In my personal work, I get to be the creator of both the subject matter and environment as well as the dynamic and the tension. Working with Willy’s image of Kaia, I saw myself no longer as the creator but rather the collaborator, keen to respect the subject matter and environment so beautifully established while finding a way to disrupt the image with my imagined new dynamic and tension. I would imagine some people could possibly see it as a new woman who is invading Kaia’s space, while others might see it as an alter-ego or maybe a projection of Kaia? To be honest, I prefer to leave it open to the viewer’s interpretation.

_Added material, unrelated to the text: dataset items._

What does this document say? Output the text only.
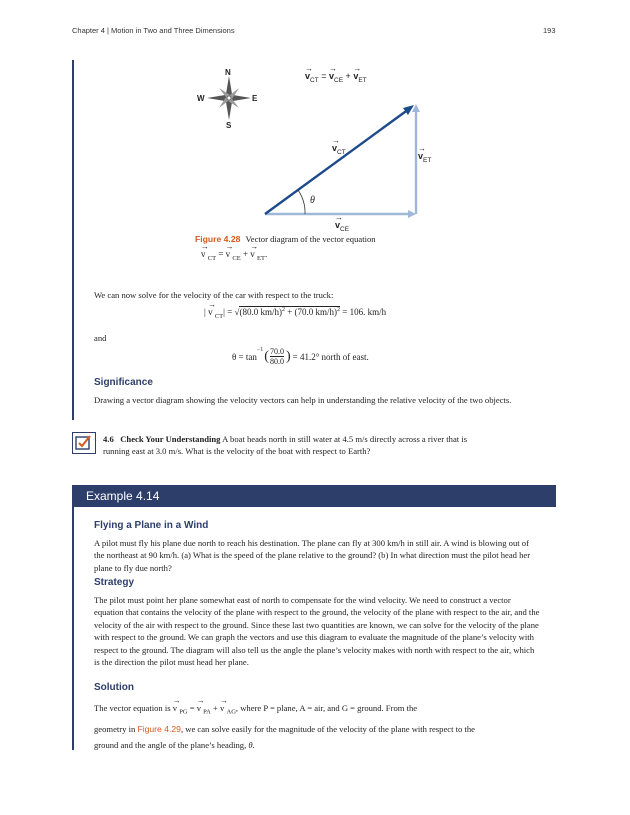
Chapter 4 | Motion in Two and Three Dimensions	193
N
S
E
W
→
$v_{CT}$ =
→
$v_{CE}$ +
→
$v_{ET}$
→
$v_{CT}$	→
$v_{ET}$
→
$v_{CE}$
θ
Figure 4.28 Vector diagram of the vector equation
→
v $_{CT}$ =
→
v $_{CE}$ +
→
v $_{ET}$.
We can now solve for the velocity of the car with respect to the truck:
|
→
v $_{CT}$| = √(80.0 km/h)$^2$ + (70.0 km/h)$^2$ = 106. km/h
and
θ = tan
$^{-1}$ ( 70.0
80.0 ) = 41.2° north of east.
Significance
Drawing a vector diagram showing the velocity vectors can help in understanding the relative velocity of the two objects.
4.6 Check Your Understanding A boat heads north in still water at 4.5 m/s directly across a river that is
running east at 3.0 m/s. What is the velocity of the boat with respect to Earth?
Example 4.14
Flying a Plane in a Wind
A pilot must fly his plane due north to reach his destination. The plane can fly at 300 km/h in still air. A wind is blowing out of the northeast at 90 km/h. (a) What is the speed of the plane relative to the ground? (b) In what direction must the pilot head her plane to fly due north?
Strategy
The pilot must point her plane somewhat east of north to compensate for the wind velocity. We need to construct a vector equation that contains the velocity of the plane with respect to the ground, the velocity of the plane with respect to the air, and the velocity of the air with respect to the ground. Since these last two quantities are known, we can solve for the velocity of the plane with respect to the ground. We can graph the vectors and use this diagram to evaluate the magnitude of the plane’s velocity with respect to the ground. The diagram will also tell us the angle the plane’s velocity makes with north with respect to the air, which is the direction the pilot must head her plane.
Solution
The vector equation is
→
v $_{PG}$ =
→
v $_{PA}$ +
→
v $_{AG}$, where P = plane, A = air, and G = ground. From the
geometry in Figure 4.29, we can solve easily for the magnitude of the velocity of the plane with respect to the
ground and the angle of the plane’s heading, θ.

In your pornographic series of drawings, it’s interesting to see how your work removes much of the taboo from a sexual image through three steps – the first, making it black and white. The second, transforming a photograph into a drawing. And the third, removing a central protagonist so that merely the idea of their genitalia and their physicality remains. What is your thought process behind this? How does it relate to your other work?
I consider them somewhat distinct from my other work. The series is probably my most personal, it’s quite representative of my sexual and emotional journey. While sex has always played a significant role in my work, this new series is intended as a study of the nature of desire: pornographic sex acts that feel intimate and sensual and obscene imagery rendered in delicate, almost poetic line and shade.
What does Sticky Ricky mean exactly, is he a character?
Can you explain the humorous side of these works and how you integrate human, vegetable, and other elements to create these new cartoon expressions? Sticky Ricky isn’t a character – although he might be evolving into my other personality! The idea was to develop something distinct from my personal and commercial work. The illustrations created as Sticky Ricky were planned, from the beginning, to be printed on clothing. For the first series, I wanted to do something quite direct, colourful and pop and very tongue-in-cheek. The end results might be NSFW but they are quite fun.
Why do you think that the art of illustration has lived on through the revolution of photography, digital photography, smartphones and all the other means that we have to record exacting images of people, places, moments?
There’s a directness and physicalness to it, an extension of myself transferred to page, that cannot be achieved by computer. I think that is why illustration is such an enduring medium.
You have mentioned using source imagery in your work, predominantly from the internet. Do you also rely on books and museums, more analogue means of research?
I’m a huge fan of the speed and immediacy of the internet, and the infinite resources and visuals. It’s great to be able to switch from looking at vintage pornography to ordering food at the click of a button. I’m less keen on museums or library research, but I do look to old magazines or books for inspiration.
By featuring gay erotica in your work, do you seek to place it within a certain community?
I wouldn’t say that my primary goal has ever been to make gay art. But I’ve always been drawn to gay erotica and the male body, that’s why they are recurring themes in my illustrations. My work is definitely an exploration of my own sexuality, but it is also intended to be a study of sensuality, connection and love.
Do you remember the first drawing you ever did? What was it?
I actually recently found a sketchbook from my childhood and it was filled with drawings of chili peppers, aubergines and extremely high heels. Quite telling!
When you are composing new works, where does reality stop and your imagination begin? How do you decide to personify a gherkin, or make eyes out of nipples?
My work is a cycle of research and composition, the initial imagery forming the first idea. But as I start manipulating an image, layering new elements, reality bends and my imagination powers the cycle of adding, amending, subtracting and distorting that eventually leads to a final composition. There’s no moment where reality ends and imagination begins, rather a series of impulses and pauses that lead me on a journey.